Rereading ‘Franny & Zooey’

Since I have encouraged everyone I know to go back and re-read the books they read when they were younger, my Rock & Roll Bookclub chose J.D. Salinger’s Franny and Zooey for our May read. It is one of my sister Ericka’s favorite books. I’m not entirely sure why, especially when you consider she’s a pretty devout Atheist. I’ve developed a theory, or rather am developing it as these letters fall from my keyboard that Ericka’s affection for this book is due, in large part, to her affection for Salinger’s writing and that Salinger’s obvious affection for the Glass family (Franny and Zooey are Glasses) has spilled on to her. Affection by osmosis, so to speak.

I do not have the same affection. Franny and Zooey, originally published in book-form in 1961 after appearing as stories in The New Yorker in the mid50s, is about the fabulous Glass family and young Franny’s existential crisis. Yawn.

Call me a heretic, but two-hundred pages of people talking gets to be a drag after about 100 pages. I was with Salinger during “Franny” while she has a bit of nervous breakdown that may or may not be influenced by (what seemed to me obvious) an unplanned pregnancy. Franny’s at lunch with her boyfriend Lane an Ivy-leaguer/pompous blowhard who spends the meal yammering on about how brilliant he is. Franny will have none of it and tears into his egocentric phony bullshit. It’s pretty awesome. Besides that, there’s all the delicious 50s-ness of the story and the smoking and the three martini lunch. Franny’s a-okay in my book.

But then we come to “Zooey.” This novella is a confusing mash of what the hell. It starts with an introduction by Buddy (#2 of the seven brilliant, beautiful Glass children) about how he’s writing this story after being told about the incident portrayed in the story.

We then join Zooey soaking in the bathtub reading a long letter from Buddy (all of which is introduced by Buddy, because there’s nothing quite like being told what’s going to happen before it happens).

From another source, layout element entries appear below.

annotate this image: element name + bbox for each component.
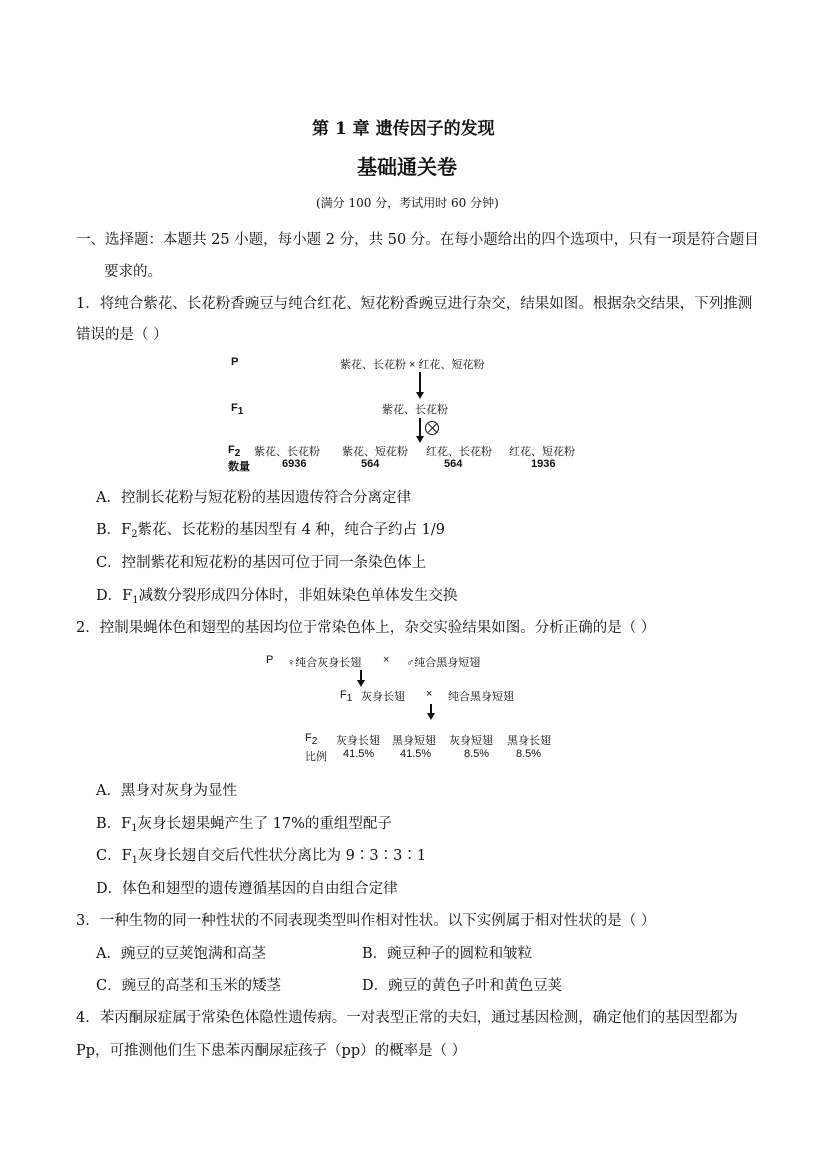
q1-stem-line1: 1．将纯合紫花、长花粉香豌豆与纯合红花、短花粉香豌豆进行杂交，结果如图。根据杂交结果，下列推测	[76, 296, 753, 312]
q1-f2-count: 564	[361, 458, 380, 470]
q2-option-c: C．$F_1$灰身长翅自交后代性状分离比为 9∶3∶3∶1	[96, 848, 427, 866]
q1-arrow-1	[419, 372, 421, 394]
q1-stem-line2: 错误的是（ ）	[76, 327, 168, 343]
selfing-symbol-icon	[425, 421, 439, 435]
q1-f2-phenotype: 红花、短花粉	[509, 446, 575, 458]
q2-p-label: P	[266, 654, 274, 666]
q1-f2-count: 564	[444, 458, 463, 470]
q3-option-b: B．豌豆种子的圆粒和皱粒	[362, 946, 533, 962]
section-instruction-line2: 要求的。	[104, 264, 162, 280]
q1-p-cross: 紫花、长花粉 × 红花、短花粉	[340, 359, 485, 371]
q2-f1-cross: ×	[426, 688, 433, 700]
q1-option-d: D．$F_1$减数分裂形成四分体时，非姐妹染色单体发生交换	[96, 588, 458, 606]
q1-f2-phenotype: 紫花、短花粉	[342, 446, 408, 458]
q3-option-a: A．豌豆的豆荚饱满和高茎	[96, 946, 266, 962]
q1-f2-phenotype: 红花、长花粉	[426, 446, 492, 458]
q1-f2-count: 6936	[282, 458, 307, 470]
q2-option-d: D．体色和翅型的遗传遵循基因的自由组合定律	[96, 881, 398, 897]
q1-count-label: 数量	[228, 461, 250, 473]
q1-p-label: P	[231, 356, 239, 368]
q2-f2-phenotype: 黑身短翅	[392, 735, 436, 747]
q2-f1-cross-with: 纯合黑身短翅	[448, 691, 514, 703]
q2-f2-ratio: 41.5%	[400, 748, 432, 760]
q2-f2-ratio: 41.5%	[343, 748, 375, 760]
q2-option-b: B．$F_1$灰身长翅果蝇产生了 17%的重组型配子	[96, 816, 392, 834]
q2-f2-label: $F_2$	[305, 732, 318, 747]
q1-f2-count: 1936	[531, 458, 556, 470]
q3-stem: 3．一种生物的同一种性状的不同表现类型叫作相对性状。以下实例属于相对性状的是（ ）	[76, 913, 656, 929]
q2-p-female: ♀纯合灰身长翅	[287, 657, 362, 669]
q2-ratio-label: 比例	[305, 751, 327, 763]
q1-f2-label: $F_2$	[228, 444, 241, 459]
page-title: 基础通关卷	[357, 155, 457, 179]
q2-f1-label: $F_1$	[340, 689, 353, 704]
q2-f2-phenotype: 黑身长翅	[507, 735, 551, 747]
section-instruction-line1: 一、选择题：本题共 25 小题，每小题 2 分，共 50 分。在每小题给出的四个选项中，只有一项是符合题目	[76, 232, 759, 248]
q1-f1-value: 紫花、长花粉	[382, 404, 448, 416]
q4-stem-line1: 4．苯丙酮尿症属于常染色体隐性遗传病。一对表型正常的夫妇，通过基因检测，确定他们的基因型都为	[76, 1010, 738, 1026]
q2-f2-phenotype: 灰身长翅	[336, 735, 380, 747]
q2-f2-phenotype: 灰身短翅	[449, 735, 493, 747]
q1-option-c: C．控制紫花和短花粉的基因可位于同一条染色体上	[96, 555, 427, 571]
q4-stem-line2: Pp，可推测他们生下患苯丙酮尿症孩子（pp）的概率是（ ）	[76, 1043, 467, 1059]
q2-p-cross: ×	[383, 654, 390, 666]
q3-option-d: D．豌豆的黄色子叶和黄色豆荚	[362, 978, 563, 994]
q1-f2-phenotype: 紫花、长花粉	[254, 446, 320, 458]
q3-option-c: C．豌豆的高茎和玉米的矮茎	[96, 978, 282, 994]
q1-arrowhead-1	[416, 392, 424, 399]
q2-p-male: ♂纯合黑身短翅	[406, 657, 481, 669]
q2-f2-ratio: 8.5%	[516, 748, 542, 760]
q1-arrow-2	[419, 418, 421, 438]
q1-option-a: A．控制长花粉与短花粉的基因遗传符合分离定律	[96, 490, 411, 506]
q2-arrowhead-1	[357, 680, 365, 687]
q1-arrowhead-2	[416, 436, 424, 443]
chapter-title: 第 1 章 遗传因子的发现	[312, 119, 495, 139]
q2-stem: 2．控制果蝇体色和翅型的基因均位于常染色体上，杂交实验结果如图。分析正确的是（ ）	[76, 620, 656, 636]
q2-f2-ratio: 8.5%	[464, 748, 490, 760]
q2-arrowhead-2	[427, 713, 435, 720]
q1-f1-label: $F_1$	[231, 402, 244, 417]
q2-option-a: A．黑身对灰身为显性	[96, 783, 237, 799]
exam-note: (满分 100 分，考试用时 60 分钟)	[316, 196, 499, 210]
q1-option-b: B．$F_2$紫花、长花粉的基因型有 4 种，纯合子约占 1/9	[96, 522, 445, 540]
q2-f1-value: 灰身长翅	[361, 691, 405, 703]
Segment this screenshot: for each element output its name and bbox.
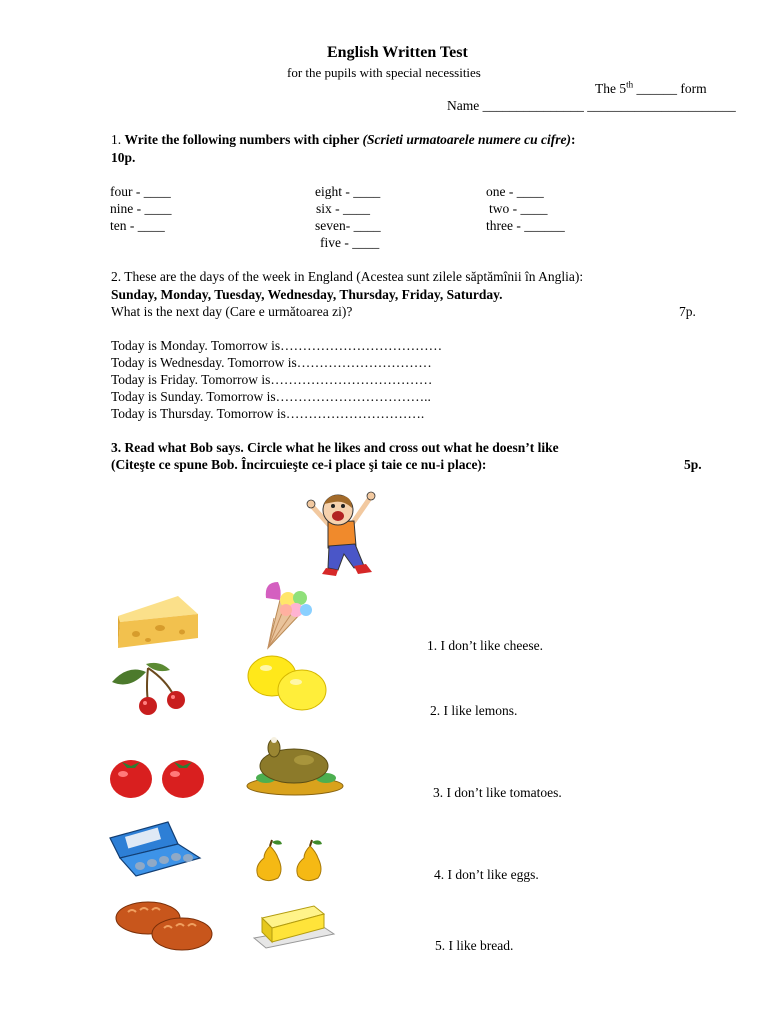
form-line — [595, 81, 707, 97]
ex2-line: Today is Friday. Tomorrow is……………………………… — [111, 372, 433, 387]
ex3-points: 5p. — [684, 457, 702, 472]
ex2-instruction: 2. These are the days of the week in England (Acestea sunt zilele săptămînii în Anglia): — [111, 269, 584, 284]
ex3-instruction: 3. Read what Bob says. Circle what he likes and cross out what he doesn’t like — [111, 440, 559, 455]
ex1-item: two - ____ — [489, 201, 548, 216]
ex1-item: ten - ____ — [110, 218, 165, 233]
ex3-instruction-ro: (Citeşte ce spune Bob. Încircuieşte ce-i place şi taie ce nu-i place): — [111, 457, 487, 472]
pears-icon — [250, 838, 334, 884]
butter-icon — [252, 898, 336, 950]
ice-cream-icon — [260, 578, 316, 650]
ex1-instruction — [111, 132, 575, 148]
ex1-item: three - ______ — [486, 218, 565, 233]
ex1-num: 1. — [111, 132, 125, 147]
ex1-item: six - ____ — [316, 201, 370, 216]
ex1-instr: Write the following numbers with cipher — [124, 132, 363, 147]
ex3-statement: 5. I like bread. — [435, 938, 514, 953]
cherries-icon — [108, 660, 192, 716]
ex1-item: seven- ____ — [315, 218, 381, 233]
ex3-statement: 3. I don’t like tomatoes. — [433, 785, 562, 800]
form-sup: th — [626, 79, 634, 90]
ex1-item: four - ____ — [110, 184, 171, 199]
roast-chicken-icon — [244, 738, 346, 798]
cheese-icon — [116, 594, 200, 652]
ex1-points: 10p. — [111, 150, 136, 165]
ex1-instr-ro: (Scrieti urmatoarele numere cu cifre) — [362, 132, 571, 147]
egg-carton-icon — [106, 818, 204, 880]
name-line: Name _______________ ______________________ — [447, 98, 736, 113]
ex1-item: eight - ____ — [315, 184, 381, 199]
ex1-item: one - ____ — [486, 184, 544, 199]
lemons-icon — [246, 654, 328, 712]
ex3-statement: 4. I don’t like eggs. — [434, 867, 539, 882]
ex1-item: five - ____ — [320, 235, 380, 250]
bread-loaves-icon — [114, 898, 214, 954]
ex2-line: Today is Wednesday. Tomorrow is………………………… — [111, 355, 432, 370]
ex2-line: Today is Thursday. Tomorrow is…………………………. — [111, 406, 425, 421]
ex2-question: What is the next day (Care e următoarea zi)? — [111, 304, 353, 319]
ex1-item: nine - ____ — [110, 201, 172, 216]
form-rest: ______ form — [633, 81, 707, 96]
ex2-line: Today is Monday. Tomorrow is……………………………… — [111, 338, 443, 353]
ex3-statement: 2. I like lemons. — [430, 703, 518, 718]
ex2-days: Sunday, Monday, Tuesday, Wednesday, Thursday, Friday, Saturday. — [111, 287, 503, 302]
page-subtitle: for the pupils with special necessities — [287, 65, 481, 80]
tomatoes-icon — [108, 756, 206, 800]
page-title: English Written Test — [327, 44, 468, 61]
ex2-line: Today is Sunday. Tomorrow is…………………………….. — [111, 389, 431, 404]
ex2-points: 7p. — [679, 304, 696, 319]
boy-figure-icon — [300, 488, 384, 580]
ex3-statement: 1. I don’t like cheese. — [427, 638, 543, 653]
ex1-colon: : — [570, 132, 576, 147]
form-the: The 5 — [595, 81, 627, 96]
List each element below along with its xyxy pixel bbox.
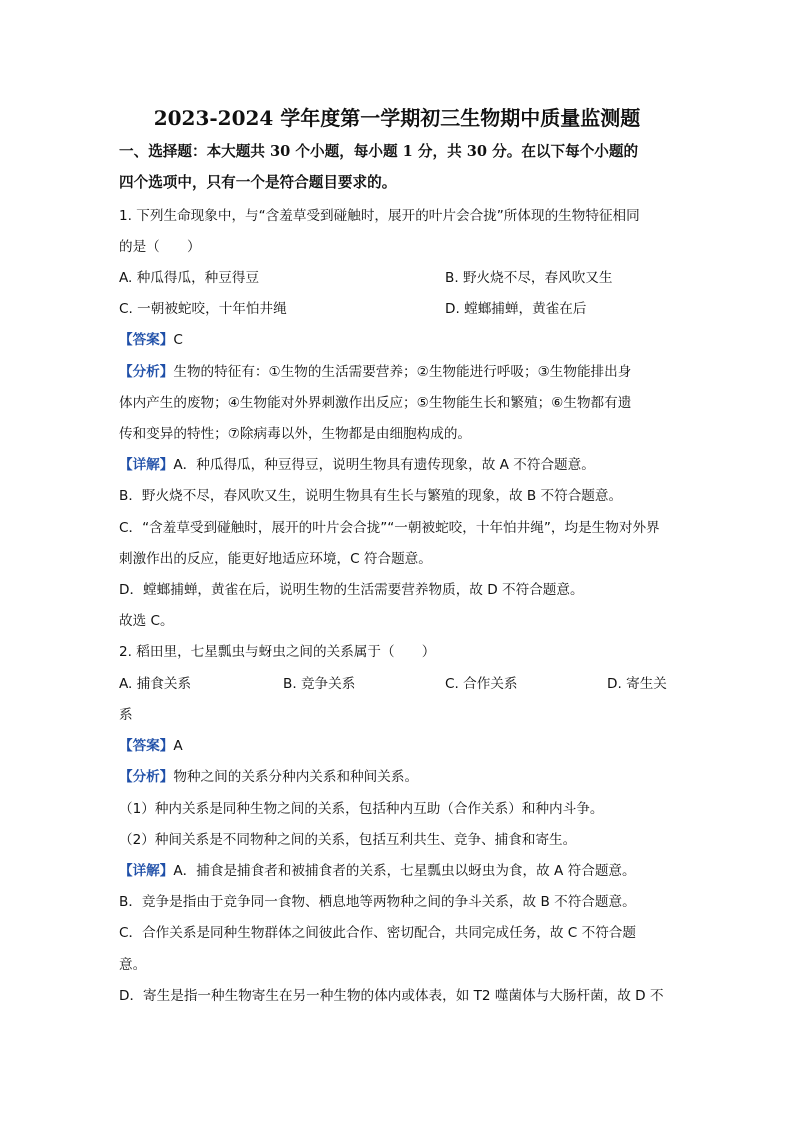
page-title: 2023-2024 学年度第一学期初三生物期中质量监测题 — [153, 106, 641, 130]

After Zooey finishes the letter he is joined in the bathroom by his mother, Bessie. She’s in a tizzy because Franny’s having a crisis and is currently sleeping on the couch. The scene in the bathroom between Zooey and Bessie is great, fraught with delicious tension and action that goes a long way to telling us about their characters.

Sadly though, they eventually leave the bathroom and thus begins a very long, very boring conversation between Franny who sits on the couch, pets a cat, and occasionally blows her nose, and Zooey who intermittently sits at a piano and lays on the floor. They talk about their weird childhood (basically being raised by Eastern-religion obsessed eldest brothers Seymour and Buddy), egotism, phoniness, and The Way of the Pilgrim (the book that triggers Franny’s crisis). While getting bits of the Glass family history is interesting, listening to two 20somethings wax philosophically about religion is not.

Zooey’s story seems to exist only so Salinger can work through his own spiritual issues, and frankly, I didn’t care.